ストラテジストのつぶやき~ETFで広がる投資戦略~
ESGはパフォーマンスにどのように効くのか?
2023年6月7日作成
日本株ESG指数の対TOPIX相対リターンは概ねプラス
日本株ESG指数のパフォーマンスは市場平均であるTOPIX(東証株価指数)を概ね上回って推移してきた
2016年5月に弊社ETF『NEXT FUNDS 野村企業価値分配指数連動型上場投信(1480、以下、NF・企業価値ETF)』が上場するなど、日本でESG投資が注目され始めて一定の時間が経過していますが、このあたりで「ESGはパフォーマンスにどのように効いてきたのか?」を実際に検証してみることにしました。
図表1は、弊社が日本株ESGカテゴリーに位置付けている4つのETFの投資対象指数について、対TOPIX相対株価を見たものです(全て配当再投資のトータルリターン)。『NF・企業価値ETF』などが誕生したのは2016年以降ですが、指数としてはそれ以前までさかのぼって計算されており、下図のようなパフォーマンスになります。各ESG指数の対TOPIX相対株価が足元で100を超えていることから、各ESG指数はTOPIXを上回るパフォーマンスだったことが分かります。
ESGが企業利益や企業価値を押し上げたことや、ETFに限らず、様々な形のESG投資戦略が普及し、対象銘柄群への資金流入が増えることで、ポジティブなパフォーマンスがもたらされたのでしょう。
[図表1] 日本株ESG指数の対TOPIX相対株価の推移
期間(野村企業価値分配指数):2001年8月17日~2023年5月25日、日次
期間(MSCI日本株女性活躍指数(セレクト)):2009年11月30日~2023年5月25日、日次
期間(SolactiveジャパンESGコア指数):2011年6月17日~2023年5月25日、日次
期間(MSCIジャパンカントリーESGリーダーズ指数):2014年11月25日~2023年5月25日、日次
ESG:環境(E: Environment)、社会(S: Social)、ガバナンス(G: Governance)の英語の頭文字を合わせた言葉。

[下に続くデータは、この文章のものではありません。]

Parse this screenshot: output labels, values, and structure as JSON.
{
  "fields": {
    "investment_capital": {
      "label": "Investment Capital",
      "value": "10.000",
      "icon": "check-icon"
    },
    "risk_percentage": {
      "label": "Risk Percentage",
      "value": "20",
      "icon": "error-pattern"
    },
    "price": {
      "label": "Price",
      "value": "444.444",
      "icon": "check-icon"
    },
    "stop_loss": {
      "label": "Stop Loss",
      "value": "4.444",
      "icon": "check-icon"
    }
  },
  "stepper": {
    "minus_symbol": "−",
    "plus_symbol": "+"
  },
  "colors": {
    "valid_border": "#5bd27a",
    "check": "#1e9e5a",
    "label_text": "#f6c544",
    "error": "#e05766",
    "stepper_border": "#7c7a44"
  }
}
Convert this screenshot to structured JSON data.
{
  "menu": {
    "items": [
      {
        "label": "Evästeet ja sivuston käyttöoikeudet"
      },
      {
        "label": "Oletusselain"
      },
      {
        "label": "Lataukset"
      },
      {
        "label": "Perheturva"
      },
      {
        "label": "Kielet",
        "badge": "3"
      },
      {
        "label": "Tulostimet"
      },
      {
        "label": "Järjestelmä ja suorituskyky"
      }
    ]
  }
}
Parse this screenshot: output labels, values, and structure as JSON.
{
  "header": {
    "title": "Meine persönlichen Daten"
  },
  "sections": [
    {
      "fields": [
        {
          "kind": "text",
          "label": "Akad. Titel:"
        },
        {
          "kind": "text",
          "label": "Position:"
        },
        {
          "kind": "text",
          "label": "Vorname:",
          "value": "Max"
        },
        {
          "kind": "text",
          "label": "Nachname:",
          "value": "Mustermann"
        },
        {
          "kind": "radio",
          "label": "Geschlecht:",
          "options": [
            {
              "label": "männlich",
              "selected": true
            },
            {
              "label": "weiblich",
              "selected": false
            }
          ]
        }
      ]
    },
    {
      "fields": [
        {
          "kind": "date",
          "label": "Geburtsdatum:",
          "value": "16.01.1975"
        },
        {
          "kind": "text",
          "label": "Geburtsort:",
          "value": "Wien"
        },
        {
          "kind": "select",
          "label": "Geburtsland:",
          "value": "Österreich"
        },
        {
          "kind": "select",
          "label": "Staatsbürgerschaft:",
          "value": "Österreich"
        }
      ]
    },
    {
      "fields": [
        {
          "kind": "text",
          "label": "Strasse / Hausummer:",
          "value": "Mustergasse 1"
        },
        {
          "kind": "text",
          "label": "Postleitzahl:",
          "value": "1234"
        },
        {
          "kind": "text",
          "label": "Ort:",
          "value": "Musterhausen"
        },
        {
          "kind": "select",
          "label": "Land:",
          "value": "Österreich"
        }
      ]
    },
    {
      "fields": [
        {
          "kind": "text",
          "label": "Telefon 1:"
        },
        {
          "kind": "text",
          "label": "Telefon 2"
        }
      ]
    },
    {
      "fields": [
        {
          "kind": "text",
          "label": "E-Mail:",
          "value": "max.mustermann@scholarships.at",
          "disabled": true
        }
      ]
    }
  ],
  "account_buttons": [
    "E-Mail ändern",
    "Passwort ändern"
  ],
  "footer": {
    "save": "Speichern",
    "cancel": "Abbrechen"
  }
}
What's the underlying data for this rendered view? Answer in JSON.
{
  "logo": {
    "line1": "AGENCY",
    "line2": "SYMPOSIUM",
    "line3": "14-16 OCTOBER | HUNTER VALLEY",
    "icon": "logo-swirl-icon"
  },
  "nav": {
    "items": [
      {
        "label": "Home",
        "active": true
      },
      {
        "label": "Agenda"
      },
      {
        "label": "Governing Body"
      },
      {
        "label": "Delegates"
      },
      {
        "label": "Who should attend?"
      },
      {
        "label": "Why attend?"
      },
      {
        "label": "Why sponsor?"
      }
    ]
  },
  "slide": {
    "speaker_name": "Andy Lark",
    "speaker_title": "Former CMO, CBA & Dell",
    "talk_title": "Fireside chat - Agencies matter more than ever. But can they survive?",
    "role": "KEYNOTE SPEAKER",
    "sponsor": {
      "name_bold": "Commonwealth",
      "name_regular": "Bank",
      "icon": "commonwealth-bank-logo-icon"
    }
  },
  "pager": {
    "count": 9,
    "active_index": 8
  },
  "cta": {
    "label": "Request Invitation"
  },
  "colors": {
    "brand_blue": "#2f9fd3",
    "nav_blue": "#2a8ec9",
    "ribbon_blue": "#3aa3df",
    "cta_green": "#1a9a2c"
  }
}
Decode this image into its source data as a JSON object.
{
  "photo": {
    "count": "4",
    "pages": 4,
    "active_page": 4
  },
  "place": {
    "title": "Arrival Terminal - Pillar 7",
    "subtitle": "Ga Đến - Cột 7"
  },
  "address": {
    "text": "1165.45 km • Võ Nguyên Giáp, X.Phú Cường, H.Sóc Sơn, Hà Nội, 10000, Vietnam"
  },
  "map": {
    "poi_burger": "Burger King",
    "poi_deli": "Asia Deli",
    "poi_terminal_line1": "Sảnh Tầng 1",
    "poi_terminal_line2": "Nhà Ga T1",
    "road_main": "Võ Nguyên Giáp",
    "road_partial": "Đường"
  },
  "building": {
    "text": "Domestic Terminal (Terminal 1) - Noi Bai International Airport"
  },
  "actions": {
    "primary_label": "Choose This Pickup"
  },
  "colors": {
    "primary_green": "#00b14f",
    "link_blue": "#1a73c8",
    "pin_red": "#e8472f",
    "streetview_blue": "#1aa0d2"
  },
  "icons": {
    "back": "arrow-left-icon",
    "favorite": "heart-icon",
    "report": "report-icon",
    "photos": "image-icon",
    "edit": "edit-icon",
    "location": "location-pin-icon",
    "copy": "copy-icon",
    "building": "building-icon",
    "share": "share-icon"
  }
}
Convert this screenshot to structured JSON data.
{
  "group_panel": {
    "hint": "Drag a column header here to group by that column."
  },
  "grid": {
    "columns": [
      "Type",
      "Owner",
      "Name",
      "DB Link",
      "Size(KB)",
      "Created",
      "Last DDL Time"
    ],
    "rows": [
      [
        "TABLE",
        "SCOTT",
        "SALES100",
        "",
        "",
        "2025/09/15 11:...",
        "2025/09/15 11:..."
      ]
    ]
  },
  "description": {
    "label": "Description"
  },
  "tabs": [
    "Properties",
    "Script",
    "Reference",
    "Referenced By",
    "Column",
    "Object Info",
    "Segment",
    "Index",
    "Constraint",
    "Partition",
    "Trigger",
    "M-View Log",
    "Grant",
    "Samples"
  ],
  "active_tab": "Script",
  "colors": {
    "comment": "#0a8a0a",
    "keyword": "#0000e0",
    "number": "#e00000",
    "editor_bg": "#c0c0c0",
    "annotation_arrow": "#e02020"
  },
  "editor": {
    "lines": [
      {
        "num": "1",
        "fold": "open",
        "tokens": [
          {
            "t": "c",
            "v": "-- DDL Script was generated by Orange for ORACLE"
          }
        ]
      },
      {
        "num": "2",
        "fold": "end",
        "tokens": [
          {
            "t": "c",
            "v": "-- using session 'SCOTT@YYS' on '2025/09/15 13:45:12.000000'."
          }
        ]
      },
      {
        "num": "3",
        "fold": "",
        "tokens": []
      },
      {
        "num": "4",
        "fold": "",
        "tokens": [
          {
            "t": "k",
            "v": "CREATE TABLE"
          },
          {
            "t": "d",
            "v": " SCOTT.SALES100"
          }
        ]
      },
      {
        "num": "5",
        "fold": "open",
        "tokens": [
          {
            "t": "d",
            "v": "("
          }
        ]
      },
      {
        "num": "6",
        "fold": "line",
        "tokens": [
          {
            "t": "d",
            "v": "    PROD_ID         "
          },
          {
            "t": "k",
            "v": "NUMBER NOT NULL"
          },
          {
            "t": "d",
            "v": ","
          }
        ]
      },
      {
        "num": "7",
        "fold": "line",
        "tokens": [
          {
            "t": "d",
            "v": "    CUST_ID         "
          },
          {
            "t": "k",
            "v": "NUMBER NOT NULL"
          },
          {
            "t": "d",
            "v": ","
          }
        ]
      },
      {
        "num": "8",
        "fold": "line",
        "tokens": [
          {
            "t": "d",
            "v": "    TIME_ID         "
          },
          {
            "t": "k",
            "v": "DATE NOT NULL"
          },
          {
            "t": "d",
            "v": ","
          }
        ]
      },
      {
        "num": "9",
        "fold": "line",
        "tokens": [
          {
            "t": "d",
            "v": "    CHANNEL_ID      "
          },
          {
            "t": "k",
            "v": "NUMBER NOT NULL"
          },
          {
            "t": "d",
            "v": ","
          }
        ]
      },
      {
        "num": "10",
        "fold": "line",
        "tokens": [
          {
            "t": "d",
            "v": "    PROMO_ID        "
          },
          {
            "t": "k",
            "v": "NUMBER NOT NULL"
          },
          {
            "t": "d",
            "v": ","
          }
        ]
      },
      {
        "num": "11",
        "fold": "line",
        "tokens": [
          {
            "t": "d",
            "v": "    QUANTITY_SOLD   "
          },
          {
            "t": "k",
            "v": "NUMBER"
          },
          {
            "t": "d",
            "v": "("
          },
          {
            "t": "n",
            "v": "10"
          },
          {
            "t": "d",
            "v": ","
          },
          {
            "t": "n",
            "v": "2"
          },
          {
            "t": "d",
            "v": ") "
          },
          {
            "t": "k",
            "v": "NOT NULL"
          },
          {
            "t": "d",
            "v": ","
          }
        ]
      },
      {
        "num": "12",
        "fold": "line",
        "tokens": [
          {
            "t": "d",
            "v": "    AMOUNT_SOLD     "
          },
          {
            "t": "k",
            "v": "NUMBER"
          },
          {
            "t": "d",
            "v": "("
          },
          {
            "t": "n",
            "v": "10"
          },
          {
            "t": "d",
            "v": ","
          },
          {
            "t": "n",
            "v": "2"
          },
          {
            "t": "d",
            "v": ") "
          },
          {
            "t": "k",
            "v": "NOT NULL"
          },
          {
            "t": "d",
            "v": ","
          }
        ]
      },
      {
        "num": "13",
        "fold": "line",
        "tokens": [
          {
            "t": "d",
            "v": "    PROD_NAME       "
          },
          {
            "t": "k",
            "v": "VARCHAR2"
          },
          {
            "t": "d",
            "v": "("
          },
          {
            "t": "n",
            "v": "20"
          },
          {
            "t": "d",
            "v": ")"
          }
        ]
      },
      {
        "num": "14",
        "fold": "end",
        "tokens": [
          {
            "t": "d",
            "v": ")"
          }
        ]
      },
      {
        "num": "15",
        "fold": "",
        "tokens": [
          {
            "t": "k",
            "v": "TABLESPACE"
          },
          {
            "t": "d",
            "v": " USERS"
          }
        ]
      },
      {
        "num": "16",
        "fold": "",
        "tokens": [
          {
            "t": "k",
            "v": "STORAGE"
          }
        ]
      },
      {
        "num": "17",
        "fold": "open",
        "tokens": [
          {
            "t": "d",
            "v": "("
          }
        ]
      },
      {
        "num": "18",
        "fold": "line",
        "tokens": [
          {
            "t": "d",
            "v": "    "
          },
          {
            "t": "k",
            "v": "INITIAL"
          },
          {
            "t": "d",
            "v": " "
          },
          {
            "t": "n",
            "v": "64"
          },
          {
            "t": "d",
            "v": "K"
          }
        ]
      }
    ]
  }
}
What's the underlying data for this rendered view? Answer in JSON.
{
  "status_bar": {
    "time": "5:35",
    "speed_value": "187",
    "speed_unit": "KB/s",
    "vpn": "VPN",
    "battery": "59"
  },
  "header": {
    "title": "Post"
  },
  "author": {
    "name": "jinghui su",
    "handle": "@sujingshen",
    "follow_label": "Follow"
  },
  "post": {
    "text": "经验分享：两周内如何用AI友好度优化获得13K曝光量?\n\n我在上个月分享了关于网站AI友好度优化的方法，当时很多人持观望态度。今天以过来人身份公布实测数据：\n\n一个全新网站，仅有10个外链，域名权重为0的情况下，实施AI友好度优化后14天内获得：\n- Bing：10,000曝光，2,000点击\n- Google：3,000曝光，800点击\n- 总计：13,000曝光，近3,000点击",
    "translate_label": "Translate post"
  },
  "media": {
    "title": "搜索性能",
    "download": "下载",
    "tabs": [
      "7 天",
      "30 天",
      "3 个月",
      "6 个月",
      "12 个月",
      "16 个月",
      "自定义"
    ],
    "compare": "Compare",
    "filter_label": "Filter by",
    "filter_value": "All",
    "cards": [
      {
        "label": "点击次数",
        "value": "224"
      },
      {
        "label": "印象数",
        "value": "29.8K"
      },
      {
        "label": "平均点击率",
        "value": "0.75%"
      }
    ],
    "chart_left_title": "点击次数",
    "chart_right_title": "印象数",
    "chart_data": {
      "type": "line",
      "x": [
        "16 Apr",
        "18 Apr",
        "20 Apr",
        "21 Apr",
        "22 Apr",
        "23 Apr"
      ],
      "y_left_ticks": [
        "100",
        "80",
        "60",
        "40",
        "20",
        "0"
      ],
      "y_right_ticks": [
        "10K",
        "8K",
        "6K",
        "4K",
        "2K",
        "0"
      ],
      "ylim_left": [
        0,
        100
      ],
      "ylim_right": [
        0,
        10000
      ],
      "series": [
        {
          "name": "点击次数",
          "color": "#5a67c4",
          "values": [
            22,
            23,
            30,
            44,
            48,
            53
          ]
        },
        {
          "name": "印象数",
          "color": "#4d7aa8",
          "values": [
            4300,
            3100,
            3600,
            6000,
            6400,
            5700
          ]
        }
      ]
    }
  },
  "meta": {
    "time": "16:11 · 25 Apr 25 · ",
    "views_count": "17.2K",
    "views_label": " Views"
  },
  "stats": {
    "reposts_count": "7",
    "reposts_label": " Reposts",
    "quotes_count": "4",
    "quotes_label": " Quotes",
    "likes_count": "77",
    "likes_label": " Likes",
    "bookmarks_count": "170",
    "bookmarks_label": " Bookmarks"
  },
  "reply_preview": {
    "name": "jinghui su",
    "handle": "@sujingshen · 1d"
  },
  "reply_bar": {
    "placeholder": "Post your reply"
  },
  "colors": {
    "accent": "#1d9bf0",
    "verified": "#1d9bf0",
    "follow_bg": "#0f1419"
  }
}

企業が長期的に成長するためには、経営においてESGの3つの観点が必要だという考え方。
(出所)野村フィデュ―シャリー・リサーチ&コンサルティング、Bloombergを基に野村アセットマネジメント作成
対TOPIX相対リターンには波がある
ESG投資戦略を用いて市場平均を上回るパフォーマンスを残すためには工夫が必要
図表1で見たように、日本株ESG指数のパフォーマンスはTOPIXを上回っては来たものの、その程度は『野村企業価値分配指数』の相対株価で見て約22年間で119.4となっており(19.4%のアウトパフォーム)、年率で見るとかなり小さな差でした。『MSCI日本株女性活躍指数』は100.3(0.3%のアウトパフォーム)とほとんど差が生じていません。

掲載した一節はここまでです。